Elle souffre, s'interroge dans des mouvements saccadés, énergiques, inutiles. Lui tente de communiquer, échoue dans une gestuelle minimale et déséquilibrée. Quand il marche il tangue un peu, jamais vraiment assuré. Parfois les corps s'atteignent dans une étreinte déjà terminée, trop furtive. Comme cette photo géante de pissenlits éphémères qui passe du noir et blanc à la couleur éclatante, pour se faner à nouveau, leur histoire n'en finit pas de se finir dans des soubresauts d’espoir. Ils y croient encore le temps d'une chanson, et des accords de guitare délicats du songwriter belge Niko Hafkenscheid qui égrène nonchalamment ses chansons folk. La musique accompagne les danseurs, les habille, les rend moins solitaires.

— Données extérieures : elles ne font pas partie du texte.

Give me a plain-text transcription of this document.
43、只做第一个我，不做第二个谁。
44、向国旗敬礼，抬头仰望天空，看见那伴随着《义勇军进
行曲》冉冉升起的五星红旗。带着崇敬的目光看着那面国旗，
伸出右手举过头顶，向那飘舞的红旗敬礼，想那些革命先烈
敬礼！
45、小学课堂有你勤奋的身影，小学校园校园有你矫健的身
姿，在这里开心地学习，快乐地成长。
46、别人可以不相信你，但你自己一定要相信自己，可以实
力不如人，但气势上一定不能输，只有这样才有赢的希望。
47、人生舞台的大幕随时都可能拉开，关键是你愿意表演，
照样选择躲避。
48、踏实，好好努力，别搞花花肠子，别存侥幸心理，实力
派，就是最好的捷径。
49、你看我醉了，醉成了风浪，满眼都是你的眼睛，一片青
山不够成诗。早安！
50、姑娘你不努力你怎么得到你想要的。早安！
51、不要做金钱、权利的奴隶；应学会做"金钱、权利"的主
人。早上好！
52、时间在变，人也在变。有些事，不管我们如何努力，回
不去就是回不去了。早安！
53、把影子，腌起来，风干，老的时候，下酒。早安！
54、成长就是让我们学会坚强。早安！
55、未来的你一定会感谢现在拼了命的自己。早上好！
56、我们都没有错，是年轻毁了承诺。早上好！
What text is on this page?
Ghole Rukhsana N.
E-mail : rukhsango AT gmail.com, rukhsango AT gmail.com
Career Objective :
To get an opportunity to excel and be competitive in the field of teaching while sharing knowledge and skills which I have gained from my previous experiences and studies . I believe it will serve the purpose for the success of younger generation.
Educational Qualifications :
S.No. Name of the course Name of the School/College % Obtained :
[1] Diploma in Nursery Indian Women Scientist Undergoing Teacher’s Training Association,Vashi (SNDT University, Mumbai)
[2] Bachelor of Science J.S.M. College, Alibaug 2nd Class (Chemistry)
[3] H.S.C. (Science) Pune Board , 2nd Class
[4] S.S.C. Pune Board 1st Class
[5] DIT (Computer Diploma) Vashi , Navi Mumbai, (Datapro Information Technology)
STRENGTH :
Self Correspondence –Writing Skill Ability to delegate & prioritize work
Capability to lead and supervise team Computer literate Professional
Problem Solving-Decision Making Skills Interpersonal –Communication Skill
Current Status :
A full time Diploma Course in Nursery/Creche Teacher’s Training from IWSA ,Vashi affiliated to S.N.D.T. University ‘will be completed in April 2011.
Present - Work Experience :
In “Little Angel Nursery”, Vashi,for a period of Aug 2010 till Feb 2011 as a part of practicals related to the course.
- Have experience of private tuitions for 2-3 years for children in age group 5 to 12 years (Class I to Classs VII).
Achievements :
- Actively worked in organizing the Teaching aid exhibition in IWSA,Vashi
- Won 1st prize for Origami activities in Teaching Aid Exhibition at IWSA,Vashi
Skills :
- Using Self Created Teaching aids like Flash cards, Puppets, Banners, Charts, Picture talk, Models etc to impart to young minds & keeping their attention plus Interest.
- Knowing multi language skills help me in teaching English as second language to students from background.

Même teintée de tristesse et de regret, la rencontre a lieu. Avec le public aussi. Dans la fragilité des mouvements, les deux chorégraphes disent douloureusement la difficulté de se re-trouver. La romance n'est plus. Sauf dans les refrains un peu menteurs des guitares.
« Maybe forever » de Meg Stuart et Philipp Gemacher. Ce soir et dimanche, 19h30, Volksbühne.
Photo © Chris Van der Burgth.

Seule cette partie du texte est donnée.